Pero el gerente no tenía motivos para festejar. Según lo convenido, antes del almuerzo vestiría su short a rayas y el kimono de toalla: salvo los custodios, algún viejo y una gorda de piel muy blanca del diario La Nación, todos estaban en trajes de baño y alrededor de la pileta. La gerencia quedaría en suspenso por unas horas: si no se cambiaba ya mismo, confirmaría su papel de "cagón".Ser "empleado" y "cagón": nunca imaginó que viviría una situación tan desgraciada.

La desdicha del "cagón" es temer mientras los demás hacen. Temer, en este caso, es un no hacer que produce más que cualquier acción que se ejecute, y aunque parezca una de las formas en que se manifestaría la duda, es todo lo contrario.

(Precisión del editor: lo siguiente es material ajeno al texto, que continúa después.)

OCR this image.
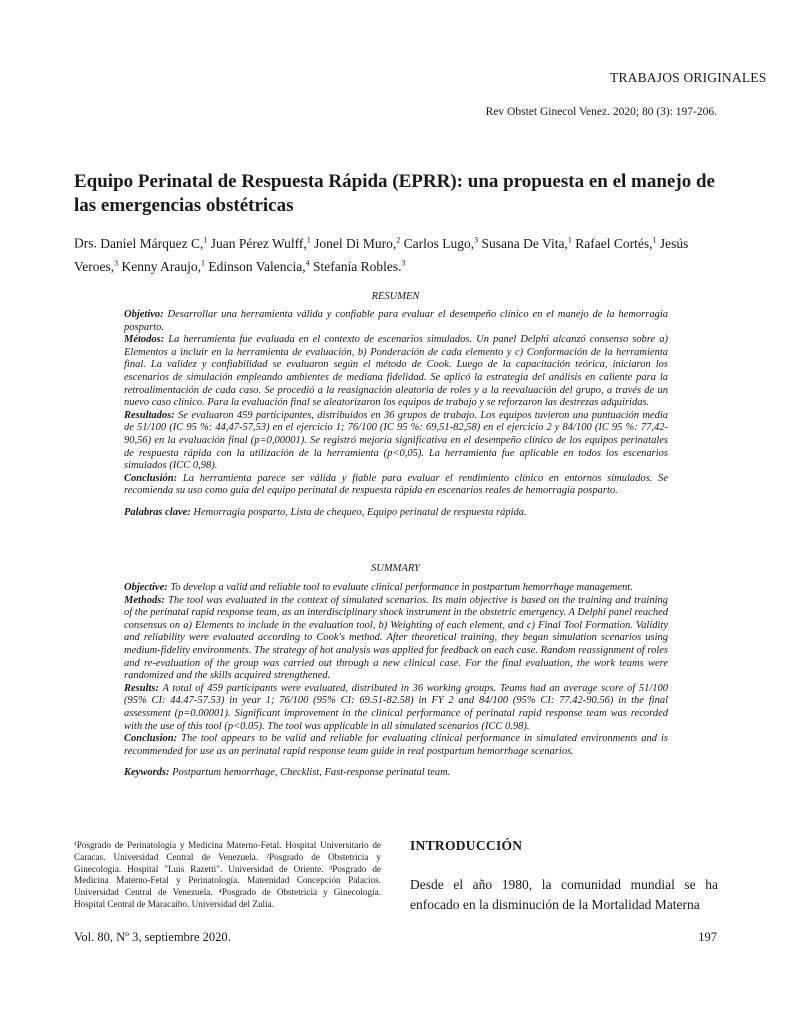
TRABAJOS ORIGINALES
Rev Obstet Ginecol Venez. 2020; 80 (3): 197-206.
Equipo Perinatal de Respuesta Rápida (EPRR): una propuesta en el manejo de las emergencias obstétricas
Drs. Daniel Márquez C,$^1$ Juan Pérez Wulff,$^1$ Jonel Di Muro,$^2$ Carlos Lugo,$^3$ Susana De Vita,$^1$ Rafael Cortés,$^1$ Jesús Veroes,$^3$ Kenny Araujo,$^1$ Edinson Valencia,$^4$ Stefanía Robles.$^3$
RESUMEN

Objetivo: Desarrollar una herramienta válida y confiable para evaluar el desempeño clínico en el manejo de la hemorragia posparto.

Métodos: La herramienta fue evaluada en el contexto de escenarios simulados. Un panel Delphi alcanzó consenso sobre a) Elementos a incluir en la herramienta de evaluación, b) Ponderación de cada elemento y c) Conformación de la herramienta final. La validez y confiabilidad se evaluaron según el método de Cook. Luego de la capacitación teórica, iniciaron los escenarios de simulación empleando ambientes de mediana fidelidad. Se aplicó la estrategia del análisis en caliente para la retroalimentación de cada caso. Se procedió a la reasignación aleatoria de roles y a la reevaluación del grupo, a través de un nuevo caso clínico. Para la evaluación final se aleatorizaron los equipos de trabajo y se reforzaron las destrezas adquiridas.

Resultados: Se evaluaron 459 participantes, distribuidos en 36 grupos de trabajo. Los equipos tuvieron una puntuación media de 51/100 (IC 95 %: 44,47-57,53) en el ejercicio 1; 76/100 (IC 95 %: 69,51-82,58) en el ejercicio 2 y 84/100 (IC 95 %: 77,42-90,56) en la evaluación final (p=0,00001). Se registró mejoría significativa en el desempeño clínico de los equipos perinatales de respuesta rápida con la utilización de la herramienta (p<0,05). La herramienta fue aplicable en todos los escenarios simulados (ICC 0,98).

Conclusión: La herramienta parece ser válida y fiable para evaluar el rendimiento clínico en entornos simulados. Se recomienda su uso como guía del equipo perinatal de respuesta rápida en escenarios reales de hemorragia posparto.

Palabras clave: Hemorragia posparto, Lista de chequeo, Equipo perinatal de respuesta rápida.

SUMMARY

Objective: To develop a valid and reliable tool to evaluate clinical performance in postpartum hemorrhage management.

Methods: The tool was evaluated in the context of simulated scenarios. Its main objective is based on the training and training of the perinatal rapid response team, as an interdisciplinary shock instrument in the obstetric emergency. A Delphi panel reached consensus on a) Elements to include in the evaluation tool, b) Weighting of each element, and c) Final Tool Formation. Validity and reliability were evaluated according to Cook's method. After theoretical training, they began simulation scenarios using medium-fidelity environments. The strategy of hot analysis was applied for feedback on each case. Random reassignment of roles and re-evaluation of the group was carried out through a new clinical case. For the final evaluation, the work teams were randomized and the skills acquired strengthened.

Results: A total of 459 participants were evaluated, distributed in 36 working groups. Teams had an average score of 51/100 (95% CI: 44.47-57.53) in year 1; 76/100 (95% CI: 69.51-82.58) in FY 2 and 84/100 (95% CI: 77.42-90.56) in the final assessment (p=0.00001). Significant improvement in the clinical performance of perinatal rapid response team was recorded with the use of this tool (p<0.05). The tool was applicable in all simulated scenarios (ICC 0.98).

Conclusion: The tool appears to be valid and reliable for evaluating clinical performance in simulated environments and is recommended for use as an perinatal rapid response team guide in real postpartum hemorrhage scenarios.

Keywords: Postpartum hemorrhage, Checklist, Fast-response perinatal team.

¹Posgrado de Perinatología y Medicina Materno-Fetal. Hospital Universitario de Caracas. Universidad Central de Venezuela. ²Posgrado de Obstetricia y Ginecología. Hospital "Luis Razetti". Universidad de Oriente. ³Posgrado de Medicina Materno-Fetal y Perinatología. Maternidad Concepción Palacios. Universidad Central de Venezuela. ⁴Posgrado de Obstetricia y Ginecología. Hospital Central de Maracaibo. Universidad del Zulia.
INTRODUCCIÓN
Desde el año 1980, la comunidad mundial se ha enfocado en la disminución de la Mortalidad Materna
Vol. 80, Nº 3, septiembre 2020.	197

El temor que pretendió haber visto su jefe cuando lo llamó "cagón" era una forma consumada de la certeza: la extrema certidumbre sobre el propio destino de fracaso e infelicidad.

El gerente no alcanzaba definir la idea que lo volvía a rondar cada vez que evocaba sus años de carrera en Sheraton. Tenía bien clara -lo había terminado de aprender ahora, y con dolor- la diferencia entre una corporación americana y una sociedad de aventureros argentinos.

Allí a nadie le habrían infligido la humillación de recordarle que era un empleado, y no solo porque todos -hasta el mismo presidente- se imaginaban empleados, sino por algo que tampoco terminaba de definir y tal vez fuese la vigencia de un acuerdo tácito en contener el nivel de humillación en un marco de cortesía y discreción institucional.

Como el amor de madre que evocan los que no la tienen a su alcance, esta experiencia corporativa es una de tantas sensaciones sin nombre que cuanto menos pensadas y peor definidas se lleven por la vida, más inexorablemente pesan sobre las personas.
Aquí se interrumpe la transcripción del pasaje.